Research on Energy Management of Microgrid in Power Supply System Using Deep Reinforcement Learning
Author(s) -
Xianzhi Jin,
Fei Lin,
Ye Wang
Publication year - 2021
Publication title -
iop conference series. earth and environmental science
Language(s) - English
Resource type - Journals
eISSN - 1755-1307
pISSN - 1755-1315
DOI - 10.1088/1755-1315/804/3/032042
Subject(s) - microgrid , reinforcement learning , computer science , energy storage , scheduling (production processes) , energy management , control engineering , artificial intelligence , control (management) , power (physics) , engineering , energy (signal processing) , operations management , physics , statistics , mathematics , quantum mechanics
Aiming at the energy storage scheduling problem of microgrid system with wind power generation, this paper proposes an energy management strategy of microgrid based on deep reinforcement learning.
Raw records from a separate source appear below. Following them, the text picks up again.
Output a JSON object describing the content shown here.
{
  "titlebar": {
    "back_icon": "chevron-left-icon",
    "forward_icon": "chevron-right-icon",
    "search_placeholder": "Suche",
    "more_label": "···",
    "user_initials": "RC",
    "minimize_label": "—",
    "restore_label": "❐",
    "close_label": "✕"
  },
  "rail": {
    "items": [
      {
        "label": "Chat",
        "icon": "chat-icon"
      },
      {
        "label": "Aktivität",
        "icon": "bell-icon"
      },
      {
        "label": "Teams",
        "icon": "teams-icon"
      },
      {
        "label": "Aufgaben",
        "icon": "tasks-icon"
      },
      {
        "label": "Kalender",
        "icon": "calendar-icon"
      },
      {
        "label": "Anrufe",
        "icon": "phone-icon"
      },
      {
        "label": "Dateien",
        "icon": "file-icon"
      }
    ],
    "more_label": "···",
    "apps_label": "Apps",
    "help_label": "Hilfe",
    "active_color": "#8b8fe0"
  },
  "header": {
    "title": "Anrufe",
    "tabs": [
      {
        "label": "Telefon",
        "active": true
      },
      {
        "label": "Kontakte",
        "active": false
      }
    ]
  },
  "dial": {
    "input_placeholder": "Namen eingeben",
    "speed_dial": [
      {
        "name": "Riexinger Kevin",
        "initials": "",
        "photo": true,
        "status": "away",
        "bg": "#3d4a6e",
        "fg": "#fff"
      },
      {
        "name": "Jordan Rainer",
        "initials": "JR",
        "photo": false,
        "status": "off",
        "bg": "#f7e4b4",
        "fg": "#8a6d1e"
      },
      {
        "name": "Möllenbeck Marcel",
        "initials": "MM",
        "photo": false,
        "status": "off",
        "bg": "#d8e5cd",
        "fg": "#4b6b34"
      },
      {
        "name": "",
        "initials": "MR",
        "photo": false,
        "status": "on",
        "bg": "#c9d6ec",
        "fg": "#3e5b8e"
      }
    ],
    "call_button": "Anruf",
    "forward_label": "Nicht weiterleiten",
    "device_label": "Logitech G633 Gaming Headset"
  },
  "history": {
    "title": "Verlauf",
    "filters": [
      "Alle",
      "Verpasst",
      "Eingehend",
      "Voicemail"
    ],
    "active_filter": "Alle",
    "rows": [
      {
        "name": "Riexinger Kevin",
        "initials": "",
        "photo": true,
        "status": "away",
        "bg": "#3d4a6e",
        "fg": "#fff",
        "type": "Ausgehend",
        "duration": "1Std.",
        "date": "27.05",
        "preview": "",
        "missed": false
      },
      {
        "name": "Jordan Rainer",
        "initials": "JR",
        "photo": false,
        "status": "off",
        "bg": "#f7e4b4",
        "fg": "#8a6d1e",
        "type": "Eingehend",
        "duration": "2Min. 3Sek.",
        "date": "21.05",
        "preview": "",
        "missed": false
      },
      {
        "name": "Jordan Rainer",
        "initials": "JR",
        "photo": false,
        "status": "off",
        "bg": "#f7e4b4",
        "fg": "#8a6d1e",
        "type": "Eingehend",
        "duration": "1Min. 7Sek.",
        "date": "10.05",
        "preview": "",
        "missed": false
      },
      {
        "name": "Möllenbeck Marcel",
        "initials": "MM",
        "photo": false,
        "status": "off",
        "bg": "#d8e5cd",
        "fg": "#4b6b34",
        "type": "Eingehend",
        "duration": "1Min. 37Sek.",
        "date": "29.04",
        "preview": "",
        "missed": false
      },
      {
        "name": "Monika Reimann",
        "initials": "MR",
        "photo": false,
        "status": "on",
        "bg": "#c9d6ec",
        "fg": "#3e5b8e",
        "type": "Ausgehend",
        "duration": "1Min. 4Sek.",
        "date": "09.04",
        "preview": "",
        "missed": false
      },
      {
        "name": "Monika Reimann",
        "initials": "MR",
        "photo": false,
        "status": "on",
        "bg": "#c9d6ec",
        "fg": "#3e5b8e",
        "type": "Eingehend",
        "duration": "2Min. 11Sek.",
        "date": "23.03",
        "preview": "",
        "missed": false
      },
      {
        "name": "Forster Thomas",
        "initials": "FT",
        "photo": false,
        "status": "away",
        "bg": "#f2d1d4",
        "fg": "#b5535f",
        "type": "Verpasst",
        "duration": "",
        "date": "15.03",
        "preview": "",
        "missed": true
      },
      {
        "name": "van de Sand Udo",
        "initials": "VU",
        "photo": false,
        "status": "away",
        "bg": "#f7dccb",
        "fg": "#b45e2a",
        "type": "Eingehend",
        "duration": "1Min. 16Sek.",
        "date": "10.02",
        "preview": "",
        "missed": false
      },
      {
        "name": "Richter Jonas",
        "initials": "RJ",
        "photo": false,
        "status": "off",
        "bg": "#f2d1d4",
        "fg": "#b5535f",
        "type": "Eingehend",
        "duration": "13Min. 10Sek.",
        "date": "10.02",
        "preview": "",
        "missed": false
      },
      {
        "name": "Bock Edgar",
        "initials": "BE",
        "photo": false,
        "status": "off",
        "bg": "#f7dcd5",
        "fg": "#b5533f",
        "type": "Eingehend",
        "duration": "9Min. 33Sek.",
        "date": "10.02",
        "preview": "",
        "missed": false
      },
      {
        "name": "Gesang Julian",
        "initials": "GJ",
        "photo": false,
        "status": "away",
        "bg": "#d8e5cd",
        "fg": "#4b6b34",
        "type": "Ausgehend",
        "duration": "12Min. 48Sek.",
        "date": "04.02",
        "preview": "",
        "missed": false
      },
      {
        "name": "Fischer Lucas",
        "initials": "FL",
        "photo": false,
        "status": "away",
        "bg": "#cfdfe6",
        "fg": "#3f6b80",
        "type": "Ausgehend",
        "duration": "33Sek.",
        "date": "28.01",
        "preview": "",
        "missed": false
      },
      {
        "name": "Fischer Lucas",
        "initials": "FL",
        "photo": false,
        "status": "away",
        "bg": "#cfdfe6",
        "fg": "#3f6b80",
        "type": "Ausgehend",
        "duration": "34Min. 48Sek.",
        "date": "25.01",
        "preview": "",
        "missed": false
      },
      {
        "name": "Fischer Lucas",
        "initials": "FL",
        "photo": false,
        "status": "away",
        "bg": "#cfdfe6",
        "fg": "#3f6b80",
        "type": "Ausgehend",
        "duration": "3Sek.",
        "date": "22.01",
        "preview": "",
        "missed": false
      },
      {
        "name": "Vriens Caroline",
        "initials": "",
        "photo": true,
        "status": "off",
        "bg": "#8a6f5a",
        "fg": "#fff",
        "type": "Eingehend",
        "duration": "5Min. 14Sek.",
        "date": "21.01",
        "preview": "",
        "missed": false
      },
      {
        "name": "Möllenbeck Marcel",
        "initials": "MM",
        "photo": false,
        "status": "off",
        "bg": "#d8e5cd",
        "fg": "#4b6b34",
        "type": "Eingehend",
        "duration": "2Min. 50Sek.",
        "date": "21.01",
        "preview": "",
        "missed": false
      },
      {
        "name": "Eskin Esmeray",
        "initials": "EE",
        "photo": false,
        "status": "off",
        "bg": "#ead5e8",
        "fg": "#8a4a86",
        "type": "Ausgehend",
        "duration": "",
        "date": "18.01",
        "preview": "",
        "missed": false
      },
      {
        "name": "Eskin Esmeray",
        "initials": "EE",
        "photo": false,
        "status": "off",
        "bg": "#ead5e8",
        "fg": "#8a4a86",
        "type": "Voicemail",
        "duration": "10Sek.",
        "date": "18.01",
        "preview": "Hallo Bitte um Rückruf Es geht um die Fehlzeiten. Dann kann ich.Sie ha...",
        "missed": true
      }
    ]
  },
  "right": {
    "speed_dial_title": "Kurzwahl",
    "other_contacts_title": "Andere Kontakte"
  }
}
In order to analyze the influence of different scenario combination models on the microgrid energy storage dispatching strategy, taking the residential user microgrid system as an example, a microgrid dispatching problem environment model was constructed. In the case of changes in multiple factors such as power generation and load, the coordinated control of compound energy is a complex optimization decision-making problem. Different schemes may affect the stability of the system’s power supply, utilization efficiency and economic benefits. To this end, this article uses three deep reinforcement learning algorithms and compares them with experiments. The results show that there are obvious differences in the ability of deep reinforcement learning algorithms to converge to the optimal strategy, but it also proves the feasibility and effectiveness of deep reinforcement learning in the coordinated control of composite energy storage problems, which has strong academic significance and engineering value, and can be used to deal with similar problems.